YOUNG GENTLEMEN OF THE GRADUATING CLASS: The courtesy of your admirable Superintendent forbids a possible breach in an ancient custom, and lays upon me, as the representative, for the moment, of the Board of Visitors, the pleasant duty of tendering to you their congratulations on the close of your academic career, and your auspicious future.
The people of this country have a heavy stake in the prosperity of this institution. They recognize it as the very fountain of their security in war, and the origin of some of their best methods of education. And upon education in colleges and common schools the pillars of the State assuredly rest.
To participants and to bystanders, this ceremony of graduation is as interesting and as exciting as if this were the first, instead of the seventy-fifth occurrence. Every such occasion is clothed with the splendor of perpetual youth. The secret of your future success lies in the impossibility of your entering into the experience of your predecessors. Every man's life begins with the rising sun. The world would soon become a frozen waste but for the inextinguishable ardor of youth, which believes success still to be possible where every attempt has failed.
That courage which avoids rashness by the restraints of knowledge, and dishonor by the fear of God, is the best hope of the world.
History is not life, but its reflection.
The great armies of modern times which have won immortal victories have been composed of young men who have turned into historic acts the strategy of experienced commanders.

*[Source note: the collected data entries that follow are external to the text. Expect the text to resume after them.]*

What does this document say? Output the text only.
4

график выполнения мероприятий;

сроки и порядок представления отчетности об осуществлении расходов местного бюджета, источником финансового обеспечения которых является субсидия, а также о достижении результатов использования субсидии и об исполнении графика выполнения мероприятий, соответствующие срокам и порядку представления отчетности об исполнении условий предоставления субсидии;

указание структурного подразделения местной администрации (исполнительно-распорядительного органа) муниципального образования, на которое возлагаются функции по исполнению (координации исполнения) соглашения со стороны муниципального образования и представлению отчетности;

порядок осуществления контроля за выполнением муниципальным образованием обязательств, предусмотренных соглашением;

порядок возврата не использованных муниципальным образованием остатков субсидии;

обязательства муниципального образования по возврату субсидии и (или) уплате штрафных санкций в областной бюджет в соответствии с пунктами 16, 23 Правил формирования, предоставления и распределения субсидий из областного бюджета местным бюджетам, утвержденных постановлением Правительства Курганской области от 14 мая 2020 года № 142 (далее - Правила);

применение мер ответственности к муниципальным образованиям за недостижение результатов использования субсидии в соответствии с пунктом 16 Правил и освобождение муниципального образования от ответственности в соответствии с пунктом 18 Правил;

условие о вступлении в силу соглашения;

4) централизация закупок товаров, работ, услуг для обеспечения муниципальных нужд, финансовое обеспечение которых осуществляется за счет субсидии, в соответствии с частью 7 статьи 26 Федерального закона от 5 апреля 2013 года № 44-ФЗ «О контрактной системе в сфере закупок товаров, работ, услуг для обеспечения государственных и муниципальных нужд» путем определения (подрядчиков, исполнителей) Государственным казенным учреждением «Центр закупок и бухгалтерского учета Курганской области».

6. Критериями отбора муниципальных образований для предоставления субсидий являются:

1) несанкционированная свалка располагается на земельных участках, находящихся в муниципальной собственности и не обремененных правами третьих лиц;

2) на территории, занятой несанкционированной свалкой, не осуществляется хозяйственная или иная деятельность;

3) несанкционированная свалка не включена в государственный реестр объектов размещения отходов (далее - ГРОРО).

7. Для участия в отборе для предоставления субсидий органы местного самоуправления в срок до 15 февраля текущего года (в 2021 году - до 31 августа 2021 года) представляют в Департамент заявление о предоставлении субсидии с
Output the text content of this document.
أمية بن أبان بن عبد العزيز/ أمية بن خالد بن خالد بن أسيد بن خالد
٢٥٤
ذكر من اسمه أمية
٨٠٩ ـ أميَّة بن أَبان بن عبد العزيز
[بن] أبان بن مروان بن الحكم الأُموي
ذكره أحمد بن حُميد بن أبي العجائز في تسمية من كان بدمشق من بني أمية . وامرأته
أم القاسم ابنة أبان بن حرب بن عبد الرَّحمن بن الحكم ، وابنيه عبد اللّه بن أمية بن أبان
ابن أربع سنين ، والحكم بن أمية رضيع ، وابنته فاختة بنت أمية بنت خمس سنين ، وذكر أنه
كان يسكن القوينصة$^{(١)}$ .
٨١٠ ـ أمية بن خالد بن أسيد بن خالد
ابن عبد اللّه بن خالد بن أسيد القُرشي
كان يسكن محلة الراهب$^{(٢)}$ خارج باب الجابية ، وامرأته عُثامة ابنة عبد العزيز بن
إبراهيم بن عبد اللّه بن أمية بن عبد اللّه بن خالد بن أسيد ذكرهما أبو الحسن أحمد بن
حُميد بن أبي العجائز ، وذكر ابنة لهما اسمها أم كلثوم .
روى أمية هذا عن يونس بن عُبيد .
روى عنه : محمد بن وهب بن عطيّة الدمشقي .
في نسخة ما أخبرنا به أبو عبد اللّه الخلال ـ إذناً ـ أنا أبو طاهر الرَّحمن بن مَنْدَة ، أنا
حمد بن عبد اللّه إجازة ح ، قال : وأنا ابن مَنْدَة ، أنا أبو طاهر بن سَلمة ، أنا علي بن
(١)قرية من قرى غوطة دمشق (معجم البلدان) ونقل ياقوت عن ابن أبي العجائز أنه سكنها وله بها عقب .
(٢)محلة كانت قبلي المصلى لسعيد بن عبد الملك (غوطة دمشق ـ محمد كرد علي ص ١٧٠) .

To bystanders, for the same and other reasons, the occasion is profoundly interesting.
For educated men who are true to honor and to righteousness, the world anxiously waits; but an educated man who is false, the world has good reason to dread. The best thing that can be said of this Academy, with its long roll of heroes in war and in peace, is, that every year the conviction increases among the people of the United States, that its graduates are men who will maintain, at all hazards, the simple virtues of a robust manhood--like Chaucer's young Knight, courteous, lowly, and serviceable.